# Old Post Office, Heathfield, Devon, *naked warning*



## TuningHouse (May 17, 2009)

Due for demolition soon, only managed to get a few shots as its "done up like a kipper" and in a row of active houses. Not alot to see, but would love to see inside. Usual Squatter mess laying around.
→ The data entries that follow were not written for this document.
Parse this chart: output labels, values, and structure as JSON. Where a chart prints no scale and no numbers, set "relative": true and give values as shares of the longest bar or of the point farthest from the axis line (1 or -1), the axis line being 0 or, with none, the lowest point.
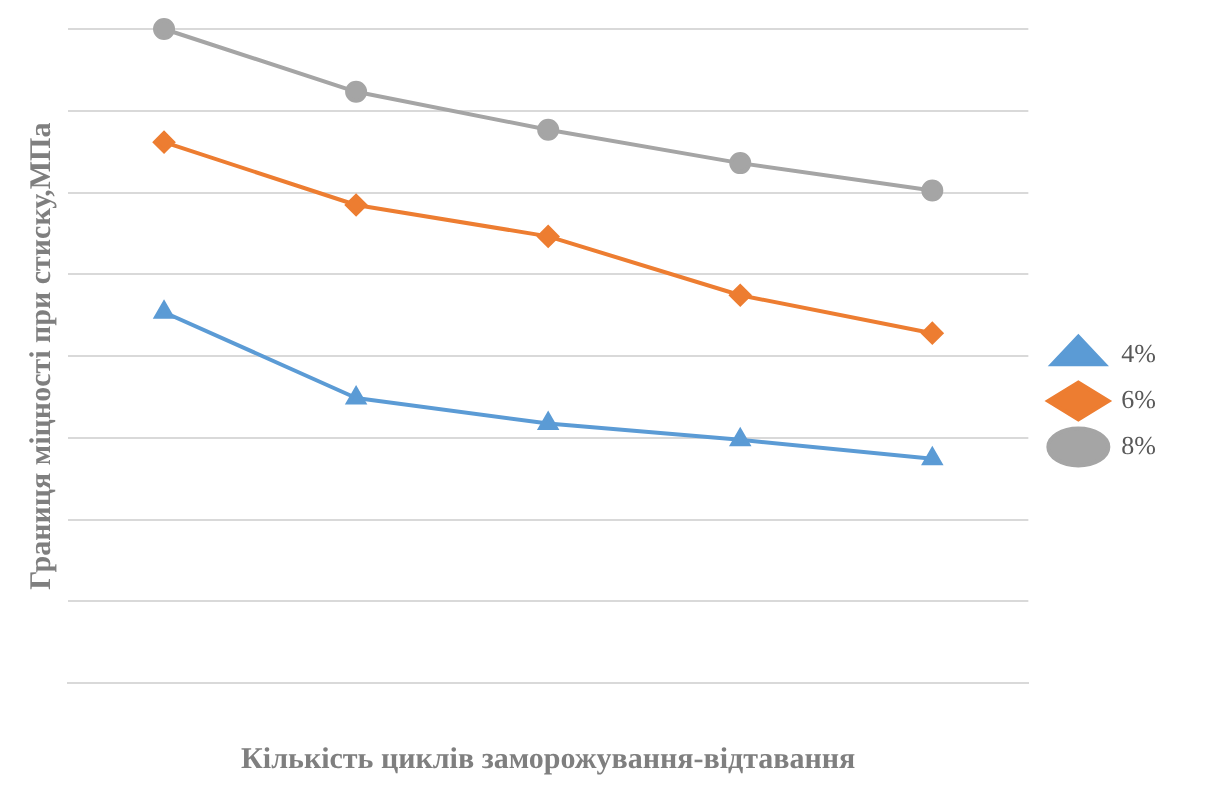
{
  "chart_data": {
    "type": "line",
    "relative": true,
    "xlabel": "Кількість циклів заморожування-відтавання",
    "ylabel": "Границя міцності при стиску,МПа",
    "categories": [
      null,
      null,
      null,
      null,
      null
    ],
    "grid": "y",
    "legend": "right",
    "series": [
      {
        "name": "4%",
        "color": "#5b9bd5",
        "marker": "triangle",
        "values": [
          0.567,
          0.436,
          0.397,
          0.372,
          0.343
        ]
      },
      {
        "name": "6%",
        "color": "#ed7d31",
        "marker": "diamond",
        "values": [
          0.827,
          0.731,
          0.683,
          0.593,
          0.535
        ]
      },
      {
        "name": "8%",
        "color": "#a5a5a5",
        "marker": "circle",
        "values": [
          1,
          0.904,
          0.846,
          0.795,
          0.753
        ]
      }
    ]
  }
}
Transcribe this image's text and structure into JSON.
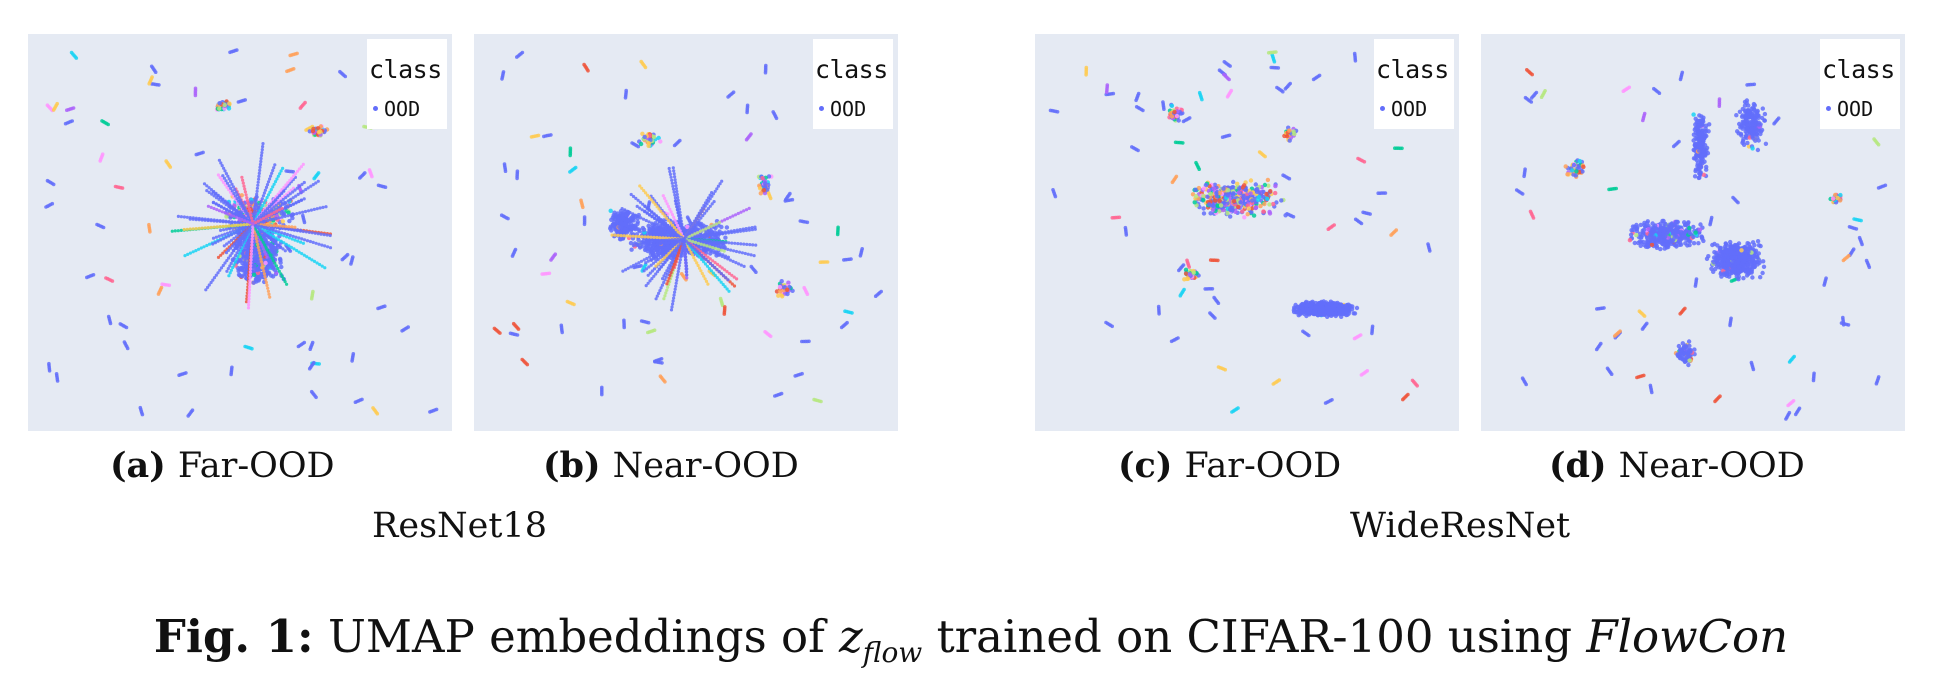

Found a refusal of planning permission on the web, dated August last year. 
PARISH: BOVEY TRACEY WARD:Bovey
REF: 08/02024/MAJ OFFICER:Ian Perry
LOCATION: The Old Post Office, Old Newton Road, Heathfield
PROPOSAL: Demolition of existing property and redevelopment to provide eight flats and 2
houses with car parking and communal amenity areas
APPLICANT: Ravenslade Ltd, Mr P Bennett, Otter's Halt, Harveys Close Chudleigh Knighton
Devon
AGENT:
DECISION: PERMISSION REFUSED DATE OF DECISION: 20.08.2008































Expensive champagne










Destined for failure 










I know they arent very good, as entrance was denied - but thought as no one else has done it, why not


----------



## lost (May 17, 2009)

Worth it for the Charles & Diana plaque


----------



## TuningHouse (May 17, 2009)

haha my thoughts exactly


----------



## Potter (Aug 2, 2009)

Yes, that plaque is great.


----------



## RichardB (Aug 2, 2009)

I predict Photobucket will remove the champagne bottle.


----------



## Potter (Aug 2, 2009)

A bit prudish if they do.


----------



## RichardB (Aug 2, 2009)

They are incredibly prudish, and they must have somebody trawling through the pictures looking for something to be offended by. Somebody had a picture taken off because there was a garage-style girly calendar in the shot and I had one because there was a crudely drawn cock in it.


----------